In response to the breach, a State of Emergency was declared, and ‘no fishing’ and ‘no water use’ orders were put in place for Quesnel Lake and Quesnel River. The breach seriously impacted traditional fishing of the Tsilhqot’in Nation, with many members unsure of the safety of consuming fish from the Fraser, Chilcotin, Chilko and Taseko rivers. As a result, many Tsilhqot’in people were unable to gather enough food to meet adequate sustenance levels.
“Ts’eman (salmon) are at the core of Tsilhqot’in culture,” says Chief Francis Laceese of Tl’esqox. “Any threat to the salmon we depend on has the potential to directly impact the livelihoods of us as Tsilhqot’in people. The full impact to our Ts’eman is still not fully known. Our people will not stand by and watch environmental disasters wipe out our sources of food, spirit, and ceremony. We already are facing a huge impact to our sustenance because of the dramatic moose decline in the Territory. This is our economy and right that is impacted.”
The community of ?Esdilagh, located on the banks of the Fraser River, relies heavily on the Quesnel sockeye stock for food. TNG also delayed an in-river commercial fishery licensed by DFO due to the uncertainty of the safety of the fish, which led to significant loss.
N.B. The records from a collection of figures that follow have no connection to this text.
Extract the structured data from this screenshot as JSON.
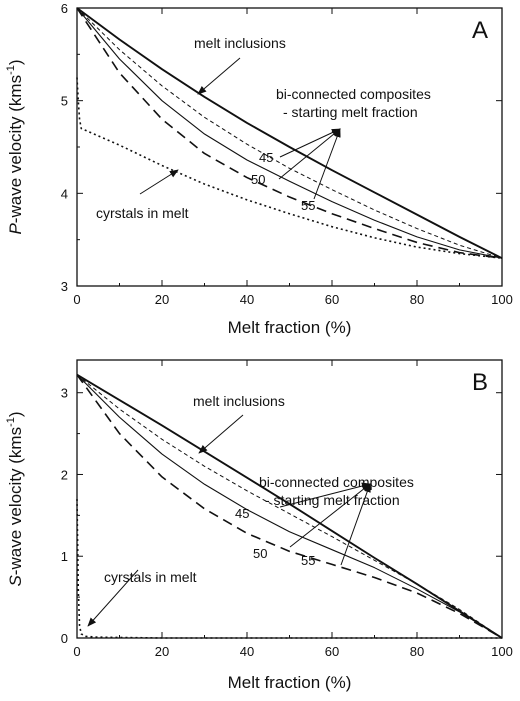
{
  "chart_data": [
    {
      "type": "line",
      "panel_label": "A",
      "xlabel": "Melt fraction (%)",
      "ylabel": "P-wave velocity (kms-1)",
      "ylabel_parts": {
        "italic": "P",
        "rest": "-wave velocity (kms",
        "sup": "-1",
        "close": ")"
      },
      "xlim": [
        0,
        100
      ],
      "ylim": [
        3,
        6
      ],
      "xticks": [
        0,
        20,
        40,
        60,
        80,
        100
      ],
      "yticks": [
        3,
        4,
        5,
        6
      ],
      "series": [
        {
          "key": "melt_inclusions",
          "style": "solid-thick",
          "x": [
            0,
            10,
            20,
            30,
            40,
            50,
            60,
            70,
            80,
            90,
            100
          ],
          "y": [
            6.0,
            5.66,
            5.34,
            5.04,
            4.76,
            4.5,
            4.25,
            4.01,
            3.77,
            3.53,
            3.3
          ]
        },
        {
          "key": "s45",
          "label": "45",
          "style": "short-dash",
          "x": [
            0,
            10,
            20,
            30,
            40,
            50,
            60,
            70,
            80,
            90,
            100
          ],
          "y": [
            6.0,
            5.55,
            5.16,
            4.82,
            4.53,
            4.27,
            4.04,
            3.82,
            3.62,
            3.44,
            3.3
          ]
        },
        {
          "key": "s50",
          "label": "50",
          "style": "solid-thin",
          "x": [
            0,
            10,
            20,
            30,
            40,
            50,
            60,
            70,
            80,
            90,
            100
          ],
          "y": [
            6.0,
            5.45,
            5.0,
            4.64,
            4.36,
            4.13,
            3.91,
            3.71,
            3.53,
            3.39,
            3.3
          ]
        },
        {
          "key": "s55",
          "label": "55",
          "style": "long-dash",
          "x": [
            0,
            10,
            20,
            30,
            40,
            50,
            60,
            70,
            80,
            90,
            100
          ],
          "y": [
            6.0,
            5.3,
            4.8,
            4.43,
            4.17,
            3.96,
            3.78,
            3.62,
            3.47,
            3.36,
            3.3
          ]
        },
        {
          "key": "crystals_in_melt",
          "style": "dotted",
          "x": [
            0,
            0.3,
            0.6,
            1,
            10,
            20,
            30,
            40,
            50,
            60,
            70,
            80,
            90,
            100
          ],
          "y": [
            5.25,
            5.0,
            4.8,
            4.7,
            4.52,
            4.3,
            4.1,
            3.93,
            3.78,
            3.64,
            3.52,
            3.42,
            3.35,
            3.3
          ]
        }
      ],
      "annotations": {
        "melt_inclusions": "melt inclusions",
        "bi_connected_line1": "bi-connected composites",
        "bi_connected_line2": "- starting melt fraction",
        "crystals": "cyrstals in melt"
      }
    },
    {
      "type": "line",
      "panel_label": "B",
      "xlabel": "Melt fraction (%)",
      "ylabel": "S-wave velocity (kms-1)",
      "ylabel_parts": {
        "italic": "S",
        "rest": "-wave velocity (kms",
        "sup": "-1",
        "close": ")"
      },
      "xlim": [
        0,
        100
      ],
      "ylim": [
        0,
        3.4
      ],
      "xticks": [
        0,
        20,
        40,
        60,
        80,
        100
      ],
      "yticks": [
        0,
        1,
        2,
        3
      ],
      "series": [
        {
          "key": "melt_inclusions",
          "style": "solid-thick",
          "x": [
            0,
            10,
            20,
            30,
            40,
            50,
            60,
            70,
            80,
            90,
            100
          ],
          "y": [
            3.22,
            2.91,
            2.6,
            2.28,
            1.96,
            1.64,
            1.31,
            0.98,
            0.66,
            0.33,
            0.0
          ]
        },
        {
          "key": "s45",
          "label": "45",
          "style": "short-dash",
          "x": [
            0,
            10,
            20,
            30,
            40,
            50,
            60,
            70,
            80,
            90,
            100
          ],
          "y": [
            3.22,
            2.8,
            2.43,
            2.1,
            1.8,
            1.52,
            1.24,
            0.95,
            0.66,
            0.35,
            0.0
          ]
        },
        {
          "key": "s50",
          "label": "50",
          "style": "solid-thin",
          "x": [
            0,
            10,
            20,
            30,
            40,
            50,
            60,
            70,
            80,
            90,
            100
          ],
          "y": [
            3.22,
            2.7,
            2.25,
            1.88,
            1.57,
            1.3,
            1.08,
            0.86,
            0.6,
            0.32,
            0.0
          ]
        },
        {
          "key": "s55",
          "label": "55",
          "style": "long-dash",
          "x": [
            0,
            10,
            20,
            30,
            40,
            50,
            60,
            70,
            80,
            90,
            100
          ],
          "y": [
            3.22,
            2.5,
            1.97,
            1.58,
            1.28,
            1.06,
            0.9,
            0.74,
            0.55,
            0.3,
            0.0
          ]
        },
        {
          "key": "crystals_in_melt",
          "style": "dotted",
          "x": [
            0,
            0.3,
            0.6,
            1,
            2,
            5,
            20,
            40,
            60,
            80,
            100
          ],
          "y": [
            1.7,
            0.6,
            0.15,
            0.05,
            0.02,
            0.01,
            0.0,
            0.0,
            0.0,
            0.0,
            0.0
          ]
        }
      ],
      "annotations": {
        "melt_inclusions": "melt inclusions",
        "bi_connected_line1": "bi-connected composites",
        "bi_connected_line2": "- starting melt fraction",
        "crystals": "cyrstals in melt"
      }
    }
  ]
}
“Not only were our people directly impacted by the uncertainty of the safety of our fish and wildlife for consumption, but the economic development of our nation was also affected as our commercial fishery was effectively cancelled,” says Chief Bernie Mack of ?Esdilagh First Nation. “We are filing this Notice to hold the company, its engineers and the Province accountable and to ensure our people receive compensation for the failure of the Province of BC and Imperial Metals and the huge impact this disaster has had on our food and economies. We are disappointed the Province has given the Company a free pass. This is not an example of responsible and sustainable mining.”
The Notice of Civil Claim asserts that the responsibility for the damages to the Tsilhqot’in people lies with Imperial Metals, Mount Polley, Knight Piesold, AMEC, and the Province of BC. The Notice alleges that the Province of BC failed to meet reasonable standards of inspection and regulation, while the company and engineers acted negligently or otherwise failed to meet their duties to protect the public and the Tsilhqot’in people from this type of disaster.
TNG has filed the Notice but is not yet taking active steps in the litigation. TNG intends to extend the opportunity to discuss the Notice with BC and potentially the company before proceeding further. The Nenqay Deni Accord creates a venue for this level of discussion.